Are you familiar with forest bathing?
This wellness trend hit the headlines again over the weekend when it emerged the Duchess of Cambridge had helped co-design a ‘Back to Nature’ themed garden for the 2019 RHS Chelsea Flower Show.
The ecotherapy, which originates from Japan where it is known as ‘shinrin-yoku’, involves immersing yourself in the sights, sounds and smells of a forest environment to help you reconnect with nature and slow down.
A couple of months ago I was introduced to the concept when a lively neighbour knocked on my door. She heads to the forest that’s right on our doorstep every morning come rain or shine, so when she invited me to join her on her early (I mean 6.30am early) jaunt I couldn’t possibly refuse.
I never imagined then that my maiden trip through the trees and foliage would end up becoming an integral part of my week but, quite frankly, it’s addictive and never fails to leave me feeling invigorated, joyous of mood and raring to start the day.
But don’t just take my word for it.
Spending time in nature has been linked to reduced stress levels and this 2017 study found that forest bathing helped lower blood pressure, decrease pulse rates, and reduce tension, anger and anxiety.
The RSPB even runs a dedicated two-hour forest bathing session at Lake Vyrnwy Nature Reserve in Wales, which is run by an experienced practitioner to help you relax and become mindful as you connect with the natural world.
As I’m consciously trying to start the day in a less stressed state – rather than waking up, wolfing down breakfast and immediately checking emails – forest bathing has become an integral part of my routine.
Below is why I enjoy it so much.
Forest bathing: 7 reasons to give it a try
You never know what you’re going to encounter. On our first trip, a beautiful baby deer emerged through the azalea and ferns. We’ve seen swans and their cygnets – there are two large lakes – nesting coots and very tame squirrels. I’m just waiting for an Adder to slither out from the undergrowth. It hasn’t happened. Yet.

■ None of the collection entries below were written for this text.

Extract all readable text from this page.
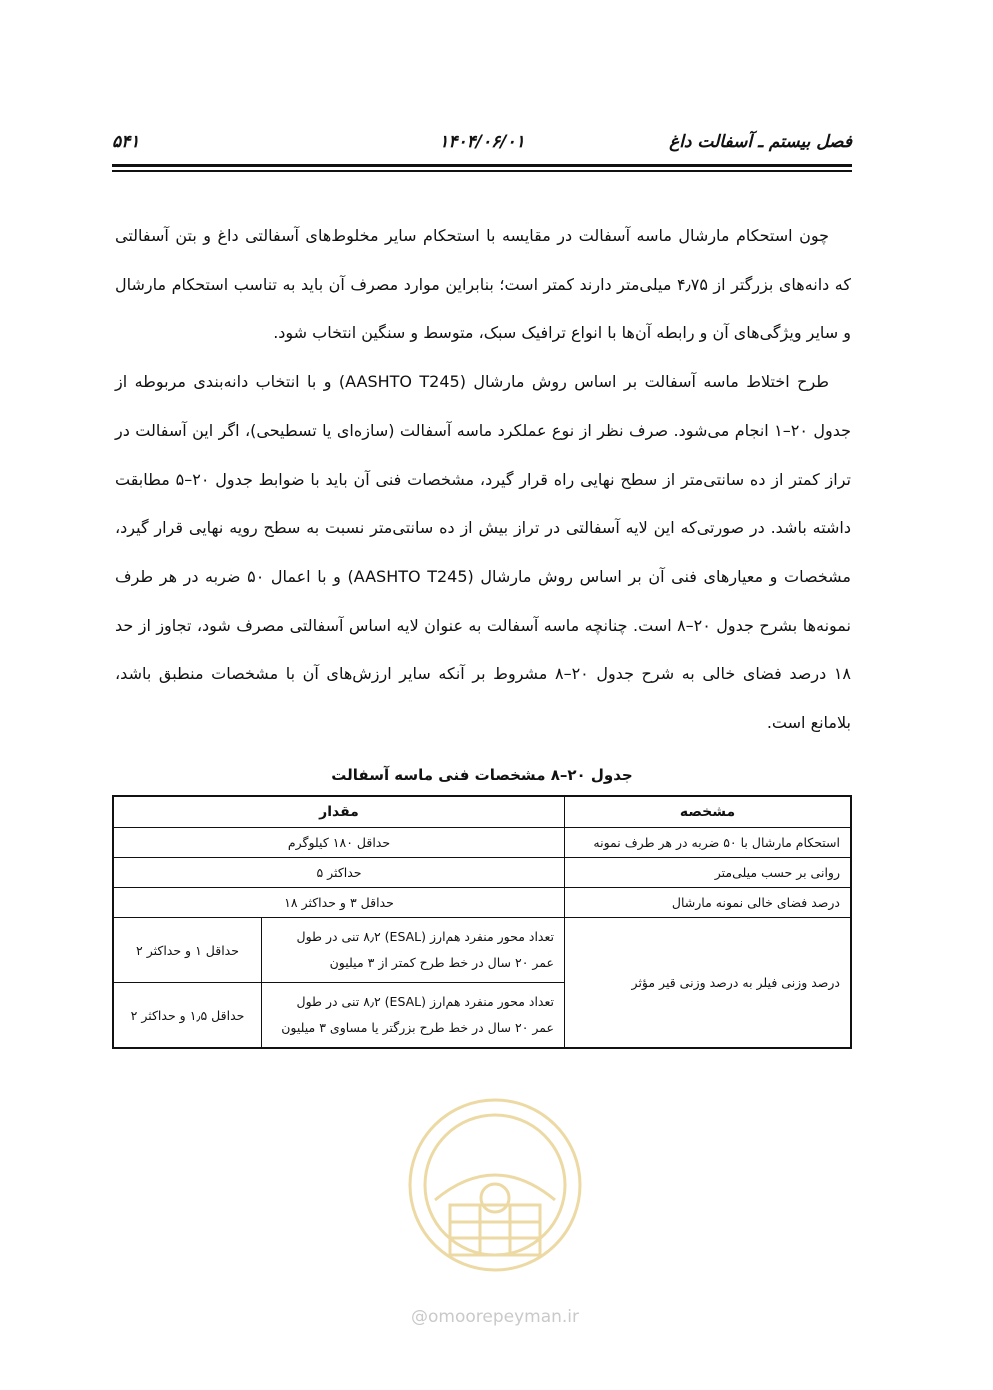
فصل بیستم ـ آسفالت داغ
۱۴۰۴/۰۶/۰۱
۵۴۱

چون استحکام مارشال ماسه آسفالت در مقایسه با استحکام سایر مخلوط‌های آسفالتی داغ و بتن آسفالتی که دانه‌های بزرگتر از ۴٫۷۵ میلی‌متر دارند کمتر است؛ بنابراین موارد مصرف آن باید به تناسب استحکام مارشال و سایر ویژگی‌های آن و رابطه آن‌ها با انواع ترافیک سبک، متوسط و سنگین انتخاب شود.

طرح اختلاط ماسه آسفالت بر اساس روش مارشال (AASHTO T245) و با انتخاب دانه‌بندی مربوطه از جدول ۲۰–۱ انجام می‌شود. صرف نظر از نوع عملکرد ماسه آسفالت (سازه‌ای یا تسطیحی)، اگر این آسفالت در تراز کمتر از ده سانتی‌متر از سطح نهایی راه قرار گیرد، مشخصات فنی آن باید با ضوابط جدول ۲۰–۵ مطابقت داشته باشد. در صورتی‌که این لایه آسفالتی در تراز بیش از ده سانتی‌متر نسبت به سطح رویه نهایی قرار گیرد، مشخصات و معیارهای فنی آن بر اساس روش مارشال (AASHTO T245) و با اعمال ۵۰ ضربه در هر طرف نمونه‌ها بشرح جدول ۲۰–۸ است. چنانچه ماسه آسفالت به عنوان لایه اساس آسفالتی مصرف شود، تجاوز از حد ۱۸ درصد فضای خالی به شرح جدول ۲۰–۸ مشروط بر آنکه سایر ارزش‌های آن با مشخصات منطبق باشد، بلامانع است.

جدول ۲۰–۸ مشخصات فنی ماسه آسفالت
مشخصه	مقدار	
استحکام مارشال با ۵۰ ضربه در هر طرف نمونه	حداقل ۱۸۰ کیلوگرم	
روانی بر حسب میلی‌متر	حداکثر ۵	
درصد فضای خالی نمونه مارشال	حداقل ۳ و حداکثر ۱۸	
درصد وزنی فیلر به درصد وزنی قیر مؤثر	تعداد محور منفرد هم‌ارز (ESAL) ۸٫۲ تنی در طول عمر ۲۰ سال در خط طرح کمتر از ۳ میلیون	حداقل ۱ و حداکثر ۲
	تعداد محور منفرد هم‌ارز (ESAL) ۸٫۲ تنی در طول عمر ۲۰ سال در خط طرح بزرگتر یا مساوی ۳ میلیون	حداقل ۱٫۵ و حداکثر ۲
@omoorepeyman.ir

Connecting with nature is enormously grounding and can calm a racing mind. TV presenter and naturalist Chris Packham recently revealed how he enjoys sitting under an ancient oak tree. “When you sit next to an organism that’s 650 years old it puts you in your place,” he said. I agree, entirely. You can read our interview with him here.
There aren’t many people around at the crack of dawn but you do stumble across the odd dog walker, golfer, and runner. Everyone is so friendly and even the ducks seem to quack ‘good morning’ at you. People make time for conversation and aren’t distracted. It’s a refreshing contrast to the hustle and bustle of everyday life.
Exposing yourself to sunlight first thing in the morning is a great way of resetting your internal body clock, known as the circadian rhythm. I’m definitely sleeping better since I’ve started the walks. It dawned on me recently that I spend far less time outdoors since developing this chronic illness – prior to becoming unwell I spent most of my spare time bashing balls about on a tennis court or running – but that’s no longer the case as strenuous activity can set off my reactions. However, walking is the one thing I can do (touch wood) and an early morning stroll is a great way to build up my steps, which are horrendously low when I’ve been tapping away at my keyboard all day.
Every sense is awakened thanks to the smell of the pine trees, the fresh air, and the chirping birds and if the sun’s out your body can make that mood-boosting Vitamin D. It’s certainly a feel-good experience.
I have my best ideas mid-walk. Forest bathing also helps me enjoy the moment and clear my head of worries. It’s an easy way to practise mindfulness, which is wonderful for reducing stress levels.